Anyone concerned about the obvious challenge to science posed by the pattern should join the March for Science in Ashland, April 22 (www.facebook.com/events/1416452475041024/), and the People's March for Climate, Jobs, and Justice on April 29 (www.facebook.com/events/415551798792273/).

Alan Journet

Jacksonville

Let's get civilized

The incessant attacks by Republicans against the ACA give new meaning to the term “war on poverty.” They should be working with Democrats to improve it and expand coverage to all Americans, rather than trying to yank the benefits away from 24 million of us.

The Constitution directs the government to promote the general welfare, and nothing is more fundamental to our welfare than health. Comparing the administrative costs of Medicare and private plans makes it clear that government can deliver coverage more efficiently than the private sector. Trump promised to replace "Obamacare" with something better and cheaper that covered everybody. Instead, he and the GOP are hell-bent on sabotaging what little progress we’ve made.

Willfully denying people care is cynical and inhumane. Although we spend more on health care than any other nation, Americans are less healthy than people in countries that spend far less but cover everyone. We too could get more for less, but legislators like Greg Walden won’t allow it. Elected officials are supposed to be public servants. All we ask is for the public to receive coverage comparable to that of our servants. Let’s get civilized: Universal health care is a moral issue.

Michael Steely

Medford

Jobs as criminality

If you have a job in our post-industrial, post-offshored era, you are slumming or criminal.

You did not acquire your job by submitting an application or résumé, by going to college or achieving a pre-inflation GPA, by doing well on a national merit employment exam, by queuing to receive a brass check and union representation (see Calumet K, about building grain elevators in Chicago in 1901), by homesteading the land of first Americans, by being drafted, or by joining the CCC or WPA. Jobs are artifacts of cronyism, making your bones in a syndicate, nepotism, quid pro quo, quotas, or revolving in a door.
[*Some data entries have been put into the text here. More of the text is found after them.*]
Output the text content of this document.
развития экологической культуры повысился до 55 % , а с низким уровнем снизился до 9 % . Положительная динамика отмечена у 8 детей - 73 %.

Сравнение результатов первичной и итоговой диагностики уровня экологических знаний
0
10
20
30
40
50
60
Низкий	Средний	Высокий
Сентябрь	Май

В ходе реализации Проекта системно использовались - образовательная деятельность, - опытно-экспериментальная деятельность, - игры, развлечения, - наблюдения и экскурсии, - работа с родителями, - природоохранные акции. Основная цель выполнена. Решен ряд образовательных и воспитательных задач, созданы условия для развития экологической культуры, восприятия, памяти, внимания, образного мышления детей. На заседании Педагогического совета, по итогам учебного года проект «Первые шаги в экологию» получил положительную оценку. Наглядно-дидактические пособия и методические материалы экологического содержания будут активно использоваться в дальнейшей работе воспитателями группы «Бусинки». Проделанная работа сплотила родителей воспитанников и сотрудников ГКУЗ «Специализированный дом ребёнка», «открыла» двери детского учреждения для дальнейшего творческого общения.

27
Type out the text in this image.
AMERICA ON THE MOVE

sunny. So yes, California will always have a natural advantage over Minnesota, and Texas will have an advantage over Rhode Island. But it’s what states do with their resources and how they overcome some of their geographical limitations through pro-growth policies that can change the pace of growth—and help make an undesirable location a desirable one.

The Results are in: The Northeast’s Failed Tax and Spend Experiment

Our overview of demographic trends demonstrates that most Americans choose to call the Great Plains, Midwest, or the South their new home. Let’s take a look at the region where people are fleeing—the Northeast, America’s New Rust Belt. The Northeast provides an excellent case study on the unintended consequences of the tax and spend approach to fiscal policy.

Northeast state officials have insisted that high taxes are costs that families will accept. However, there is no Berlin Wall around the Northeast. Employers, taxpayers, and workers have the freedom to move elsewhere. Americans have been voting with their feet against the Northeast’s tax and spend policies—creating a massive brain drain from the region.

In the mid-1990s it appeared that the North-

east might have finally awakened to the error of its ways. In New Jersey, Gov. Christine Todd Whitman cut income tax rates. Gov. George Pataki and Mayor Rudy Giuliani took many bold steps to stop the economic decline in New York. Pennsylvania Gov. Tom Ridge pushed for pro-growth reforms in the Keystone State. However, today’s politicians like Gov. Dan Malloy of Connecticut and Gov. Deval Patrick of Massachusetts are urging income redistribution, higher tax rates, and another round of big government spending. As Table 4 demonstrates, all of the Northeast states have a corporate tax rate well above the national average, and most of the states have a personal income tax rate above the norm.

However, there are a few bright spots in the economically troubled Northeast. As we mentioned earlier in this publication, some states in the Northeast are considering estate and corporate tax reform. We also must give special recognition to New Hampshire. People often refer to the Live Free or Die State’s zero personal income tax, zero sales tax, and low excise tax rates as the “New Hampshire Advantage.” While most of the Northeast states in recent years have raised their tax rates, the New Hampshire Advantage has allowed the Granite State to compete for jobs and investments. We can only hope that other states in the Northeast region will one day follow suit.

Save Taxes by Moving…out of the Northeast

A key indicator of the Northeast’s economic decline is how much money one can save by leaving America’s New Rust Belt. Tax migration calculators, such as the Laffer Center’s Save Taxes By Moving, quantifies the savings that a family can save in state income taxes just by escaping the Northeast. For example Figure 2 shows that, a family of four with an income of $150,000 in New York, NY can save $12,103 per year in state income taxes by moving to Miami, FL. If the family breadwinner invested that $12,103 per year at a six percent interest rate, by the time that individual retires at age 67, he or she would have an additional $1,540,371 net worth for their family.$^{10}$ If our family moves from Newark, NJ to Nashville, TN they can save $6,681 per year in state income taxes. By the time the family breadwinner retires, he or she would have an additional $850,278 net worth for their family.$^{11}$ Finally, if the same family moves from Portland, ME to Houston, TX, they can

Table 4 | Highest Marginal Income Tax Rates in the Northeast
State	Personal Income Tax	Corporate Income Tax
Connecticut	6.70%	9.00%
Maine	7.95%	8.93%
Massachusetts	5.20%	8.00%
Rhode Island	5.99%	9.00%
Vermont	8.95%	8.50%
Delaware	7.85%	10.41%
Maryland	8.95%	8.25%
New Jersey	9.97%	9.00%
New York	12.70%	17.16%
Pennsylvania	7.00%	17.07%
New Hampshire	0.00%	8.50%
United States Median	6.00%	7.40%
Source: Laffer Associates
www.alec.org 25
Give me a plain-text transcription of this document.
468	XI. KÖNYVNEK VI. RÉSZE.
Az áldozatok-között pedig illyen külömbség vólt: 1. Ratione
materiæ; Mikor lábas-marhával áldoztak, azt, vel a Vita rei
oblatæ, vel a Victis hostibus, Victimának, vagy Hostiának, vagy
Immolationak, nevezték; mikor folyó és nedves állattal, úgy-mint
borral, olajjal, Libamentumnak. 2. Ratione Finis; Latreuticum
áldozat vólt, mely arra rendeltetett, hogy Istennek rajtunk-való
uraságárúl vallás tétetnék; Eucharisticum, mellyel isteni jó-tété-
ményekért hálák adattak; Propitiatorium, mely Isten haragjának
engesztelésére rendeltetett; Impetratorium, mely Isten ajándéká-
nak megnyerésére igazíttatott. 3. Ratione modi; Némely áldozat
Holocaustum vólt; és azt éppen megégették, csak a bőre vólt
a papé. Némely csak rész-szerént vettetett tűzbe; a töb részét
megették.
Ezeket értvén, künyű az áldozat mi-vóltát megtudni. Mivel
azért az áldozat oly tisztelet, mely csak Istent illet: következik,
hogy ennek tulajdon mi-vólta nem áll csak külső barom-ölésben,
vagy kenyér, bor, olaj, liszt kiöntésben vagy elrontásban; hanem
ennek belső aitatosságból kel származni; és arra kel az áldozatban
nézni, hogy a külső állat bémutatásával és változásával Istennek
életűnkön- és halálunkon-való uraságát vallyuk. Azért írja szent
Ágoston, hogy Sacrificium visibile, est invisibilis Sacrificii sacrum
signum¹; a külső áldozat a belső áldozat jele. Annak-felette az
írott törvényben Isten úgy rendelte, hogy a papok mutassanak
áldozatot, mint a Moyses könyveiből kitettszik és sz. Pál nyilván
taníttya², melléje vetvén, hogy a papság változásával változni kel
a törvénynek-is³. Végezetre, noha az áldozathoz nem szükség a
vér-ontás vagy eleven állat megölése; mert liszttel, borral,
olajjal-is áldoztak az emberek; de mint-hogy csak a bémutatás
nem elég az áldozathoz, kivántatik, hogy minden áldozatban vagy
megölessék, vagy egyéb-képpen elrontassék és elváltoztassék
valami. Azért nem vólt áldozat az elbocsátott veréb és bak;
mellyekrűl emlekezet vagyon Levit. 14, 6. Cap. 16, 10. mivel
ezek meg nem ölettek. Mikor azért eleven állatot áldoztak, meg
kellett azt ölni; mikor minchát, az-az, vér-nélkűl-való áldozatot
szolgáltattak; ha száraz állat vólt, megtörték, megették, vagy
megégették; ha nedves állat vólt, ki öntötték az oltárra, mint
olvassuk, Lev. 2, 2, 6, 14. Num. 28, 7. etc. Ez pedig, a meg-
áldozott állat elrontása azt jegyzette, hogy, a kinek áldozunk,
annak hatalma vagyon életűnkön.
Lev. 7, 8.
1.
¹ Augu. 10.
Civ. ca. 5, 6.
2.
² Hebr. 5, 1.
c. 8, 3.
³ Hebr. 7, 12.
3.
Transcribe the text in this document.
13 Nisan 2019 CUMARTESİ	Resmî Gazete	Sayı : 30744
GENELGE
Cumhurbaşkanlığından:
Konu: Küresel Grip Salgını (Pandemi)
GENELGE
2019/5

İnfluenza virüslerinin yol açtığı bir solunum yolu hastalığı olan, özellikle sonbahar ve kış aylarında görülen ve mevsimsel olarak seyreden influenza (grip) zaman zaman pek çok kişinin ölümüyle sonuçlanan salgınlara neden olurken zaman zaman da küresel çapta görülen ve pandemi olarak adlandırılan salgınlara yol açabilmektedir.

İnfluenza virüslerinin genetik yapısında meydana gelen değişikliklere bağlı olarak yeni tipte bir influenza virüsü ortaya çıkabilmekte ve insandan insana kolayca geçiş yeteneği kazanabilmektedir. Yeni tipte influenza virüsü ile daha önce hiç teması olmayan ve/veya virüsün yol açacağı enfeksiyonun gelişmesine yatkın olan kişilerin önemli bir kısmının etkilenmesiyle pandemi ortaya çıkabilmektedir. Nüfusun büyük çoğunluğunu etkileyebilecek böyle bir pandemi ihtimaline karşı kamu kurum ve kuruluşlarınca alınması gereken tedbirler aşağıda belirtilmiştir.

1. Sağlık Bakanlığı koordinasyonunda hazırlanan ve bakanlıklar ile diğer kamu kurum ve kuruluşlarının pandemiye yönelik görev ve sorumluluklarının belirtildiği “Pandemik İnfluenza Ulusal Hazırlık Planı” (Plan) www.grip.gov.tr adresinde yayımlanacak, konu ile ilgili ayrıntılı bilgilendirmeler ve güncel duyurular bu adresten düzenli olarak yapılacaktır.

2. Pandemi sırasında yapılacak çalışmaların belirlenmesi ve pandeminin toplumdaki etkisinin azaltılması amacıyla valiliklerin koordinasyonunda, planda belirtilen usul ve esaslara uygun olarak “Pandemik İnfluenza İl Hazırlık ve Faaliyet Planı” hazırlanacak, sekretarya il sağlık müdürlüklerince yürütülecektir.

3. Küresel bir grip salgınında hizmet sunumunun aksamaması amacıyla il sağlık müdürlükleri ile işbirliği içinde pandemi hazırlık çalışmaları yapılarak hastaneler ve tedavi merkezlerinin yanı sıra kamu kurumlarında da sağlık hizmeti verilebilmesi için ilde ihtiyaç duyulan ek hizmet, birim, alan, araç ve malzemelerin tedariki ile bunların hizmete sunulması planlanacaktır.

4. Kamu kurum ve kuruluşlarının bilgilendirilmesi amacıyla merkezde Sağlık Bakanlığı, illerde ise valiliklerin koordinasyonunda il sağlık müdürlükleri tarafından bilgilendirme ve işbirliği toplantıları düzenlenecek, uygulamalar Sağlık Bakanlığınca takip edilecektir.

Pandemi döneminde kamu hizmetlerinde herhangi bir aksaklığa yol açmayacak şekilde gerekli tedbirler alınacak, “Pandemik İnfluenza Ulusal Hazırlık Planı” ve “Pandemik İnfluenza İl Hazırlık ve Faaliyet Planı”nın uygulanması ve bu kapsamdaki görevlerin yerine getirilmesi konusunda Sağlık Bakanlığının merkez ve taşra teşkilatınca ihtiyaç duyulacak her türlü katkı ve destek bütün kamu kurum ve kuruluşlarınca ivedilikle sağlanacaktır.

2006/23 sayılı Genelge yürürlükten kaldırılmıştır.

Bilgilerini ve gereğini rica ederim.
On the job, your duties require criminality — abusing interns, bundling political contributions, dodging taxes, finding a black edge, front-running, giving everyone A's, mis-rating securities, paying kickbacks, negotiating with news sources, raising tuition while lowering standards, securitizing debt and subverting the FDA.

Only being in the country illegally makes you sufficiently without rights to qualify for traditional hiring by rump employers. Yet all arguers claim a gain or loss of jobs as a reason for or against every government action, thereby making government the master of criminals or the master criminal.